Una ciambella gettata dalla Germania alla Francia potrebbe consentire all’Italia di stare a galla, nella trattativa con l’Ue sulla Legge di Stabilità. E il negoziato potrebbe rivelarsi più morbido, e pure più breve, del previsto. Il settimanale tedesco Der Spiegel scrive che la Germania sta aiutando la Francia a trovare una via d’uscita per evitare la sanzioni dell’Unione legate al mancato rispetto dei parametri economici Ue nell’ultima ‘finanziaria’ francese. 

L’intesa prevede la stesura di un documento, in base al quale la Francia fornirà alla Commissione una dettagliata ‘roadmap’ per la riduzione del deficit e il varo di riforme strutturali.

Nella Legge di Stabilità francese, Parigi rinvia al 2017 l’abbattimento del rapporto deficit-Pil sotto il 3%. L’intenzione della Merkel sarebbe di evitare l’apertura di una procedura di infrazione, lasciando più tempo alla Francia per rientrare nei parametri comunitari, ma allestendo nel contempo una sorta di piano di rientro. E l’Italia potrebbe aggrapparsi al salvagente tedesco, che, tenendo a galla la Francia, farebbe un po’ da ‘tana libera tutti’ per altri Paesi. La Commissione europea, al cambio della guardia tra la Barroso 2 e la Juncker 1, non sarebbe scontenta di un approccio morbido, per sciogliere i nodi senza traumi.

Considerazioni che avallano l’ottimismo sfoggiato dal premier Renzi e, soprattutto, dal ministro Padoan, uno che sa il fatto suo e che non ha timori di bocciatura della Legge di Stabilità.
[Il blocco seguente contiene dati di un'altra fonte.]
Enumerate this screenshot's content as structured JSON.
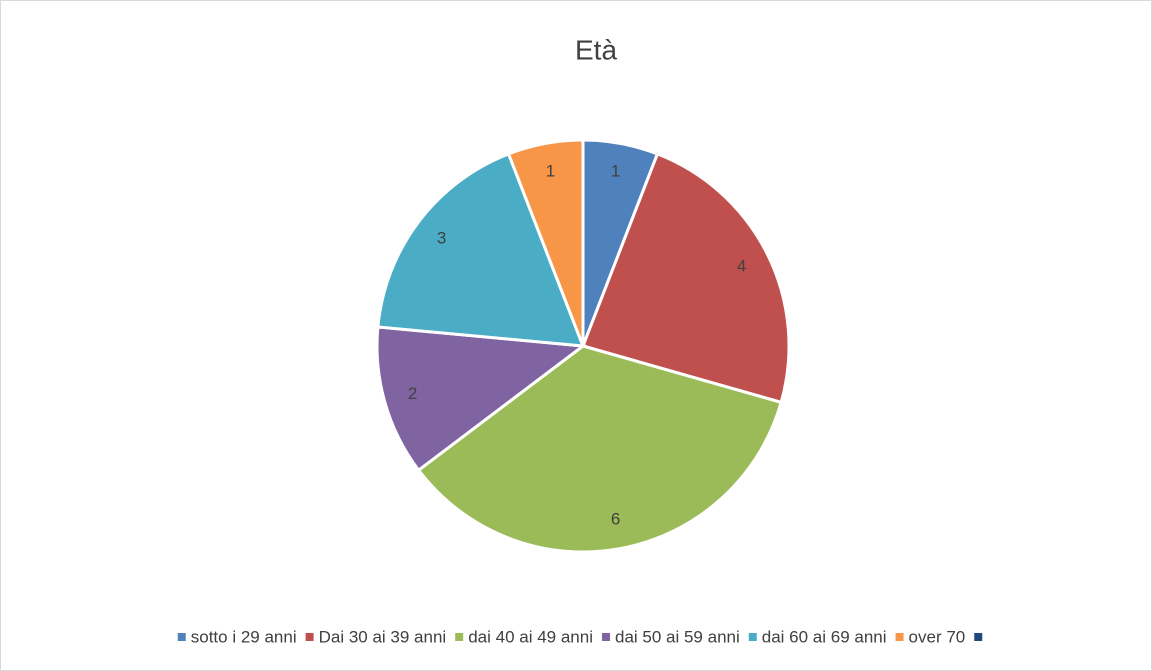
{
  "chart_data": {
    "type": "pie",
    "title": "Età",
    "categories": [
      "sotto i 29 anni",
      "Dai 30 ai 39 anni",
      "dai 40 ai 49 anni",
      "dai 50 ai 59 anni",
      "dai 60 ai 69 anni",
      "over 70",
      null
    ],
    "values": [
      1,
      4,
      6,
      2,
      3,
      1,
      null
    ],
    "colors": [
      "#4f81bd",
      "#c0504d",
      "#9bbb59",
      "#8064a2",
      "#4bacc6",
      "#f79646",
      "#1f497d"
    ],
    "legend": "bottom"
  }
}
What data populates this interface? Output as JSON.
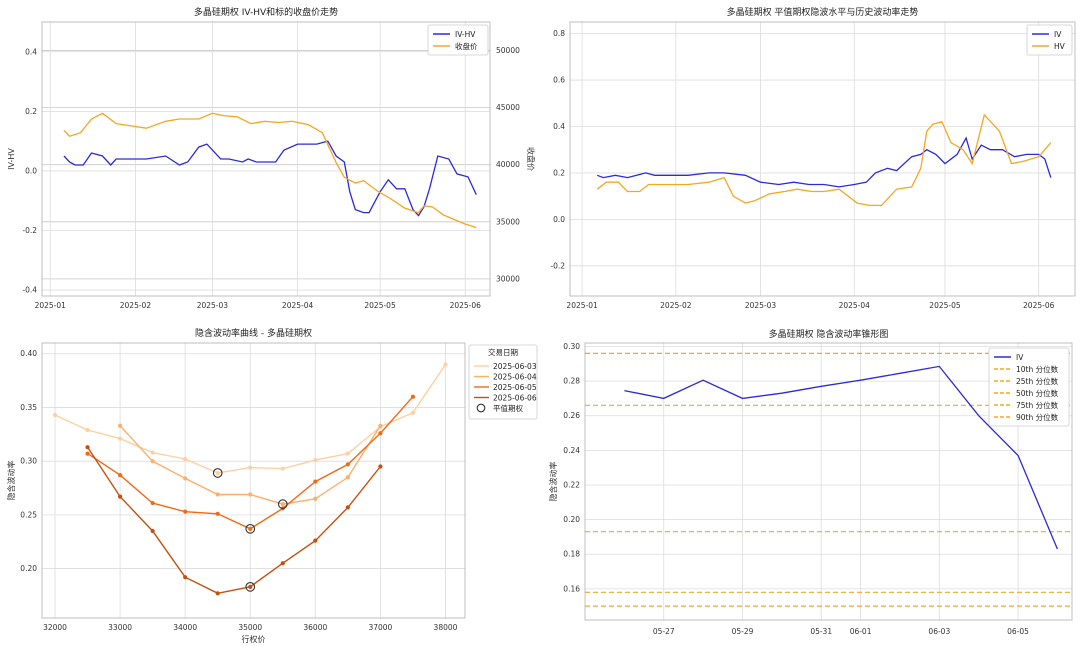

A Bruxelles, la Commissione continua a vagliare i documenti ricevuti da Roma e dalle altre capitali Ue. Ma i tempi della trattativa potrebbero essere più serrati, e nel contempo più morbidi, di quanto inizialmente previsto. Il negoziato potrebbe già iniziare nelle prossime ore, con l’invio di una lettera dell’Esecutivo a Roma: richieste di chiarimenti, non certo una bocciatura, comunque prematura.

Nella missiva non dovrebbero esserci troppi rilievi e neppure toni troppo duri verso l’Italia. Così, si otterrà un doppio obiettivo. Da un lato, la Commissione avrà tenuto il punto sul fronte del rispetto del rigore, dando però segnali d’apertura di una nuova fase. Dall’altro, l’Italia potrà tenere in piedi l’impianto sostanziale della sua ‘finanziaria’.

Del resto, c’è un filo rosso che lega molti dei bilanci nazionali dei 28 trasmessi a Bruxelles: tagli alla spesa, ma anche tasse più leggere e un gruzzolo per gli investimenti per rilanciare la crescita. Con la cinghia allentata sulla misure di austerity. Vale per Italia e Francia, ma pure –per esempio- per un Paese come la Spagna convertitosi al rigore e per un paladino da sempre del rigore come l’Olanda.

Insomma, la ciambella tedesca è quasi un gommone. Ne profittano in tanti, in una fase in cui nessuno si sente forte, né le istituzioni comunitarie né i governi nazionali.